Definitive Neutral Red Uptake Assay: 

The below tables gives the NRU₅₀ results for the definitive neutral red uptake assay for the test article and the positive control. The NRU₅₀ value of the positive control, SLS, was within the expected range seen historically.

Test Articles	Sponsor designation	NRU50 (µg/ml)		pH (712 mg/mL in water)	pH* (20 mg/mL in CDM)
		Preliminary (10/1/03)	Trial 1 (10/8/03)
03AH00	WRS-2390	5.5	18.2	NCC	8.5
SLS	Positive Control	25.5	36	NA	NCC

* - pH of highest test article concentration prepared in Chemical Dilution Medium

NA - Not Applicable

NCC - Not able to be determined, since a color change was not observed on the pH paper.

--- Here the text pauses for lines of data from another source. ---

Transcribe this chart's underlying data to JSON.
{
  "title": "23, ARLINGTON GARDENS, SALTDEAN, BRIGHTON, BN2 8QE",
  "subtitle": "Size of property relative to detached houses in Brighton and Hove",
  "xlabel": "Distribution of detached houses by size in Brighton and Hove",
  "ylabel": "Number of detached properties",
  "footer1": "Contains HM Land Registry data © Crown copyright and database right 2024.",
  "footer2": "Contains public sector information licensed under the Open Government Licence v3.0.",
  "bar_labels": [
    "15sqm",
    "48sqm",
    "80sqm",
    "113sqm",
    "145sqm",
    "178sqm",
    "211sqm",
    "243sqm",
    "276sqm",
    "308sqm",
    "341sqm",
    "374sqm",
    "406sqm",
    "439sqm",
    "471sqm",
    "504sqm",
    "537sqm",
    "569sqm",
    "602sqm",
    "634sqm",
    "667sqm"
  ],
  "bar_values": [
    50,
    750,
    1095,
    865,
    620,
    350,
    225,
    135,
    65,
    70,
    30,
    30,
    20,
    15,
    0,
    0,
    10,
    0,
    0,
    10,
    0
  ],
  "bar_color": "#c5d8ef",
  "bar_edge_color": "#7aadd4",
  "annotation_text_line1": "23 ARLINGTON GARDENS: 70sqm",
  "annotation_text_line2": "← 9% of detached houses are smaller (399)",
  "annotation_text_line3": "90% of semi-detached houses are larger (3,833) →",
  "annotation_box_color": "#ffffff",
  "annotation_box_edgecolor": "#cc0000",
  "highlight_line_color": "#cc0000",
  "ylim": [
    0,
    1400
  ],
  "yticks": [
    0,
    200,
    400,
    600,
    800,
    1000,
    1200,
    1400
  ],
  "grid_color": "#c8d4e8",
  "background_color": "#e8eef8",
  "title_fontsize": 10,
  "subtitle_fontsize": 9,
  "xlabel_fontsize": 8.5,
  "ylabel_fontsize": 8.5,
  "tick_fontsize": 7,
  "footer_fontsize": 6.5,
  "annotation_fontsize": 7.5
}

The following calculation was performed to determine the estimated LD₅₀ of the test article based on the NRU₅₀ result of the definitive assay. The regression formula is based on the results of testing the reference chemicals with mouse fibroblasts in the BALB/c 3T3 Neutral Red Uptake Cytotoxicity test, published in the Guidance Document on Using in vitro Data to Estimate

in vitro Starting Doses for Acute Toxicity (August 2001, NIH Publication No. 01-4500).

Log (LD₅₀) = 0.435 x log (NRU₅₀ in mmol/L) + 0.625 

NRU50 = 18.2 µg/mL = 0.0182 mg/mL

Formula Weight of WRS-2390 = 483

NRU50 in mmol/L = 0.037681 mmol/L

Estimated log (LD₅₀) = 0.00561 mmol/kg
Estimated LD₅₀ = 1.01 mmol/kg = 489 mg/kg

Applicant's summary and conclusion

Conclusions:

The Estimated LD50 = 1.01 mmol/kg which is equivalent to 489 mg/kg. The study and the conclusions which are drawn from it fulfil the quality criteria (validity, reliability & repeatability).

Executive summary:

In a Neutral red uptake bioassay in balb/c 3T3 mouse fibroblast study (Institute for In Vitro Sciences, Inc. Study number: 03AH00.100068) the test material had an estimated LD50 of 1.01 mmol/kg, which is equivalent to 489 mg/kg.